Tetangga dari tetangga pak tua itu sudah mengingatkan pak tua agar tak menyelam jauh-jauh. Di sana biasa memang orang menyelam ke saluran tinja. Mungkin mereka penasaran ada apa sebenarnya di dalam sana. Kalau aku sih ogah, mencelupkan kaki ke kubangan air hitam itu saja tak sudi.

Pak tua itu tidak menjawab. Dia hanya mengacungkan jempol saja tanda mengerti. Karena tak khawatir, tetangga dari tetangganya pak tua melanjutkan aktivitasnya. Aktivitasnya apa? Ya mungkin masak, mungkin menyapu, apa aku harus tahu semua?

Tak sadar, satu dua jam berlalu. Tetangga dari tetangganya pak tua itu tiba-tiba penasaran apakah saluran tinja pak tua sudah lancar. Keluar rumah dia dan mengintip ke bawah gorong-gorong tahi pak tua.

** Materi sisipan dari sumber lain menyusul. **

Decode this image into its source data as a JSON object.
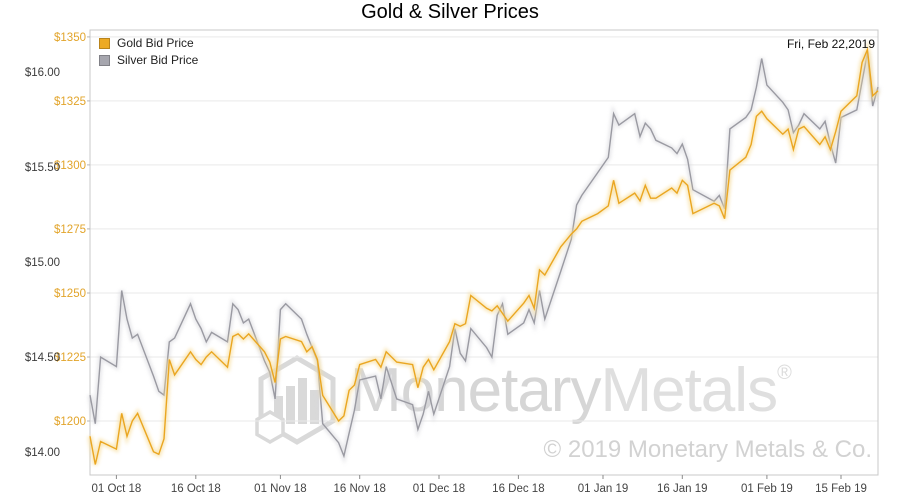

Bukannya nemu aliran air yang lancar, tetangga dari tetangganya pak tua itu malah melihat tubuh pak tua mengambang tak bernapas lagi.

***

“Aku curiga semua ceritamu itu bohongan,” katamu serius, “mana ada orang mau membersihkan saluran tinja sembrono gitu, bisa mati pula.”

“Terserah kalau kau tak mau percaya, tapi gelar pencerita kematianku itu bukan kaleng-kaleng.”

 “Kau sendiri punya cerita apa untukku?” Tantangku padamu.

“Aku belum pernah lihat orang mati. Gimana kalau kuceritakan kisah kematian yang belum pernah terjadi?”

“Kematian siapa?”

“Kematianmu,” katamu sambil tersenyum.

Sialan, senyum itu, ya senyum itu.

“Coba kayak gimana?”

***

Aku mengenalmu belum terlalu lama, jelas baru satu malam. Namun apa kau sadar kalau kau ini pencerita yang buruk? Tidak ada konflik, tiba-tiba saja ceritamu berakhir mengenaskan. Tidak ada yang rasional dari semua cerita kematian yang kau sampaikan. Terkesan mengada-ada, kau sendiri yang bilang.

Kau dipenuhi kesombongan. Pada akhirnya, kesombongan itu yang ak…

***

“Sebentar, kau ini sedang bercerita atau hanya menyampaikan apa yang kau rasakan terhadapku?” tanyaku memotong.

“Terserah aku dong,” katamu nyolot, “aku punya gaya bercerita sendiri, kau mau dengar atau tidak?”

“Oke, oke, aku diam dan mendengarkan,” kataku sambil menggerakkan tangan di depan bibir, tanda mulut ini terkunci.

“Aku lapar, kita sambil makan ya?”

Kau berdiri ke dapur, mencari makanan yang bisa digoreng, dan kemudian bercerita lagi.

***

Suatu malam, datang seorang perempuan ikut menginap di kamarmu. Kau tak menaruh curiga. Lihat saja senyum perempuan itu, indah bak hamparan kekayaan yang tak ada habisnya. Siapa yang tidak terpesona ketika melihat banyak harta di hadapannya. Itulah kau saat melihat senyum kecil perempuan itu.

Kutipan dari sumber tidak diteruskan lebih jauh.